Below you will find the description of the main relations in the database

Schema Training

This schema is used to store the information of the training and testing sets used for calculating for checking the accuracy of the application:

  • training.articles_authors: Contains the information of the signatures used for the training and testing sets. It links to complete information of the articles and signatures located in the source tables.
  • training.v_authors_distance: View that agregates the information needed for the training/testing sets of the application.
  • training.v_training_focus_names: View that contains the focus names used for the training set.
  • training.v_testing_focus_names: View that contains the focus names used for the testing set.
  • training.v_authors_distance_training: View that contains the aggregated information for the training set, using the views training.v_authors_distance and training.v_training_focus_names.
  • training.v_authors_distance_testing: View that contains the aggregated information for the testing set, using the views training.v_authors_distance and training.v_testing_focus_names.

Schema Source

This schema contains the information of the source data of the articles, preprocessed and organized according the schema of the application:

  • source.articles: Table that contains the information of the articles present in the system.
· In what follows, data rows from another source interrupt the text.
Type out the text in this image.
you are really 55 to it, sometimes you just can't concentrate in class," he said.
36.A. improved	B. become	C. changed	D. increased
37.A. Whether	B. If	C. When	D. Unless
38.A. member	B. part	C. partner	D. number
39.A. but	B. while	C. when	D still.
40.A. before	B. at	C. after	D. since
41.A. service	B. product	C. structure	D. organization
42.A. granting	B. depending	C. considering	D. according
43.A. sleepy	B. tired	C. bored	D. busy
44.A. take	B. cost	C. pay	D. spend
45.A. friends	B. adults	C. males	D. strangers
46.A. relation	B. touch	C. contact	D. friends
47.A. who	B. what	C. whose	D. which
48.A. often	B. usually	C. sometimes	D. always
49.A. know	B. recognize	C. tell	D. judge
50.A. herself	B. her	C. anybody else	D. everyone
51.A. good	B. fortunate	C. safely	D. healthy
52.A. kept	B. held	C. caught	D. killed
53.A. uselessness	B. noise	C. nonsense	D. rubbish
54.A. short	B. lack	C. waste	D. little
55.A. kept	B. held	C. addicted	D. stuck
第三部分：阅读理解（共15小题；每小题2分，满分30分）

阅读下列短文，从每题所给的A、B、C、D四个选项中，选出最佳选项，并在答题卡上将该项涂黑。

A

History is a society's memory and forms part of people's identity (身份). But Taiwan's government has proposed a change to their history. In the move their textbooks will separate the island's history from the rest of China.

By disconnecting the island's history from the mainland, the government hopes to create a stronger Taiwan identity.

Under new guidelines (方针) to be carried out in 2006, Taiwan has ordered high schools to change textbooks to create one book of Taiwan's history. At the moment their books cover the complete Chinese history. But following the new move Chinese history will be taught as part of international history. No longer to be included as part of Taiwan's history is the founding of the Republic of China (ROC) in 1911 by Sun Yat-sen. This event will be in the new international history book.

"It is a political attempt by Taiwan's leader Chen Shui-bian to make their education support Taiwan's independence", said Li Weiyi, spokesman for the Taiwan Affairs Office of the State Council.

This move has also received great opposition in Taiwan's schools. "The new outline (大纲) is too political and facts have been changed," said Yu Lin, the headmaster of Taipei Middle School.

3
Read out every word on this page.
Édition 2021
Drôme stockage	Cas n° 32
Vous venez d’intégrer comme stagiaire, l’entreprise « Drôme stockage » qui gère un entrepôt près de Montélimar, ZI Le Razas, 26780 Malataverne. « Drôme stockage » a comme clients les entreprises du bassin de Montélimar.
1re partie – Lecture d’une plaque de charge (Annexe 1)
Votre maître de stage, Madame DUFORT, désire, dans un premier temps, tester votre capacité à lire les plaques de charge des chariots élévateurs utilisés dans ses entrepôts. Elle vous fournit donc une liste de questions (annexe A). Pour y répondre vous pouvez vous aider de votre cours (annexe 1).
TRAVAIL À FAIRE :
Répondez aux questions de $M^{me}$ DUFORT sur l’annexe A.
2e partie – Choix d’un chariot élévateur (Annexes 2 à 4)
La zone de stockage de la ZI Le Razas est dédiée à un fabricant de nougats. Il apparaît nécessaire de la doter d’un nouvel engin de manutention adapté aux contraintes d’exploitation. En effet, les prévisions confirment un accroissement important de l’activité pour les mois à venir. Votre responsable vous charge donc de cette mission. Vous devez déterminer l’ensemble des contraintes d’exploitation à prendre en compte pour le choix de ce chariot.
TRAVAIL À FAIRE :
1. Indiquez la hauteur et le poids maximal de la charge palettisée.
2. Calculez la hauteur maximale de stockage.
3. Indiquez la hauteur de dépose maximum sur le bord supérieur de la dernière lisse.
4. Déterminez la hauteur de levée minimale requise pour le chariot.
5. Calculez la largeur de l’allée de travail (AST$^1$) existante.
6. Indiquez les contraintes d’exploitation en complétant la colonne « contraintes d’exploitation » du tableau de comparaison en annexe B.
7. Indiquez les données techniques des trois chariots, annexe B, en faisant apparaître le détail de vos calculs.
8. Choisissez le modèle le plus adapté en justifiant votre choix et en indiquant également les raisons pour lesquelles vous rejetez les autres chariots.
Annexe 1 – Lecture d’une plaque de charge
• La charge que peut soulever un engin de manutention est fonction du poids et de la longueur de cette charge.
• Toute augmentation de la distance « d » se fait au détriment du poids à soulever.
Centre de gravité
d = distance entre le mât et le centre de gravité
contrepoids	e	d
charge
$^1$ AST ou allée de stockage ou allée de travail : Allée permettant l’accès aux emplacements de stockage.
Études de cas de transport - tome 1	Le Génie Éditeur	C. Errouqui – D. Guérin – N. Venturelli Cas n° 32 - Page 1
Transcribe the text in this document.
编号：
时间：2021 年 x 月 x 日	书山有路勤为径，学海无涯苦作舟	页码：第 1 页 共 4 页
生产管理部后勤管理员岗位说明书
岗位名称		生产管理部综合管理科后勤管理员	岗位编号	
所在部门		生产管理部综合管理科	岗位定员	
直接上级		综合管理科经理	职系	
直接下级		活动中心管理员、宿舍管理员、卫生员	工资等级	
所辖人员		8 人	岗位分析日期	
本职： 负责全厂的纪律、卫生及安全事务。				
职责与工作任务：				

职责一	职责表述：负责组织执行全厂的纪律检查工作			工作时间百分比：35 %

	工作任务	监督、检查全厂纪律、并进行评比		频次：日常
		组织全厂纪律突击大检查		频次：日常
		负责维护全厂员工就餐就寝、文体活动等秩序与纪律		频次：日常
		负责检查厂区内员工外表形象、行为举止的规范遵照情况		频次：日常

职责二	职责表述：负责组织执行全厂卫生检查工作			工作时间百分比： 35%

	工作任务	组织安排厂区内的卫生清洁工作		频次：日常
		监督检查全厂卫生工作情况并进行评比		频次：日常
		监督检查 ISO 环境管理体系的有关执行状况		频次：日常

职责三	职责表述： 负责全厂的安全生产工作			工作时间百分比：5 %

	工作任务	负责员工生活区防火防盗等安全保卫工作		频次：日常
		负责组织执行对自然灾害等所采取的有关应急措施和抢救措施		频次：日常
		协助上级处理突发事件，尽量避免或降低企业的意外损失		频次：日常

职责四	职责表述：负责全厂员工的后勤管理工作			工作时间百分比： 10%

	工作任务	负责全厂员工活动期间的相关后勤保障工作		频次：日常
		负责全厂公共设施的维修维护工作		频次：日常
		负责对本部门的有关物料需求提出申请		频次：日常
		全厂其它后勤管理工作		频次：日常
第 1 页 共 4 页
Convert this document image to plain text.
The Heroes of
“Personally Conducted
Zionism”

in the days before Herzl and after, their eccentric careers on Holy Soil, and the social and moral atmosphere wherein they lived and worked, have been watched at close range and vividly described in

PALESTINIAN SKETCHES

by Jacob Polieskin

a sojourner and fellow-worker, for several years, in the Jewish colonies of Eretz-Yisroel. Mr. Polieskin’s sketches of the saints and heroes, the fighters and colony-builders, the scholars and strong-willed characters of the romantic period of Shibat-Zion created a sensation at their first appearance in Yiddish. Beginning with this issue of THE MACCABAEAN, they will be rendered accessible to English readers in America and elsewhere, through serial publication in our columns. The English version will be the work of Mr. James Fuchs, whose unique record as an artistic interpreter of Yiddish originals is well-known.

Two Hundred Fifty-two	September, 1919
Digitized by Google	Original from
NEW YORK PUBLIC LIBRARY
This is an important table as it contains the id of the articles (referenced by most of the other relations) and the processid for processing information from the web application.
  • source.signatures: Table that contains the information of the signature of an author present in an specific article. A signature is identified by the combination of the id of the article and the position of the signature in the article d.
  • source.keywords: Table that contains the different keywords for every article.
  • source.subjects: Table that contains the different subjects which each article belongs to.
  • source.references: Table that contains the different journals referenced by each article.

Schema Distances

This schema contains the tables to temporaly store the calculated distances of the different features of the application:

  • distances.title: Table that contains the distances between the titles of a pair of articles.
  • distances.subject: Table that contains the distances between the subjects of a pair of articles.
  • distances.refs: Table that contains the distances between the subjects referenced by a pair of articles.
  • distances.keywords: Table that contains the distances between the keywords of a pair of articles.
  • distances.coauthor: Table that contains the distances between the coauthors of a pair of articles.
  • distances.ethnicity: Table that contains the distances between the posible ethnicities of a pair of signatures.

Schema Main

This schema contains the main information of the application:

  • main.articles_authors: Table that contains the information of the signatures and the link to the articles. This also includes the focus_name of the signature.
  • main.lda_topic: Table that contains the LDA Topics of each article in the application.
  • main.last_name_ethnicities: Table that contains the possible ethnicities for each last name in the application.
  • main.info_for_distances: Table that aggregates the information needed to calculate the distances between two signatures in the application.
  • main.v_articles_distance: View that aggregates the different distances between a pair of articles.
  • main.v_authors_distance: View that aggregates the different distances between a pair of signatures.
  • main.same_authors: Table that contains the result of calculating if a pair of authors are the same or not.
  • main.authors_disambiguated: Table that contains the result of disambiguating and clustering the authors of the application.